Fifteen residents and five staff members at a local nursing home were hit with a Norwalk-like virus just one month after a similar infection was reported in November, according to a monthly communicable disease report provided by the county’s health officials.
Outside of the viral outbreak, the county’s level of communicable diseases was not out of the ordinary for this time of year, according to the November 2005 report by the San Mateo County Health Services Agency.
An undisclosed nursing home reported a gastrointestinal outbreak that later tested positive as a Norwalk-like virus. A communicable disease team, consisting of an epidemiologist and two public health nurses, visited the premises and recommended ways to prevent future transfer and allowed the facility to re-open for admissions.
Health officials did not disclose which facility had the outbreak. In mid-October, a nursing home reported 20 residents and six staff members infected with a Norwalk-like virus.
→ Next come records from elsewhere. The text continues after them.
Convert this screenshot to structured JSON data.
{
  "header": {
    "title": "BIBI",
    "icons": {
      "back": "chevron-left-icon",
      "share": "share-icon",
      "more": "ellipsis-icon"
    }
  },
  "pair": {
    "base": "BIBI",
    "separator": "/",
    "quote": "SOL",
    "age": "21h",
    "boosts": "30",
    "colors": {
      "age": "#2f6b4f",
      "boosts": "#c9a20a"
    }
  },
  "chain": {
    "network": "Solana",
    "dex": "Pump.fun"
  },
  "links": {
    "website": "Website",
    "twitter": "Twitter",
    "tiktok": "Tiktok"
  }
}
Norwalk-like viruses, which are often food-borne, can cause nausea, vomiting, diarrhea and cramping. The immunosupressed and elderly are particularly vulnerable but infected people usually recover in two to three days.
During the same month, 127 cases of chlamydia were reported elsewhere in the county, bringing the yearly total to 1,446. Antibiotic resistant organism reports numbered 86 in November, for a total of 777 cases in 2005. Twenty-nine gases of gonorrhea were reported, for a total of 241 this year and three cases each of salmonella and tuberculosis were reported. In contrast, October saw 11 cases of salmonella.
For the year, 69 cases of whooping cough were reported in San Mateo County but none occurred during the month of November.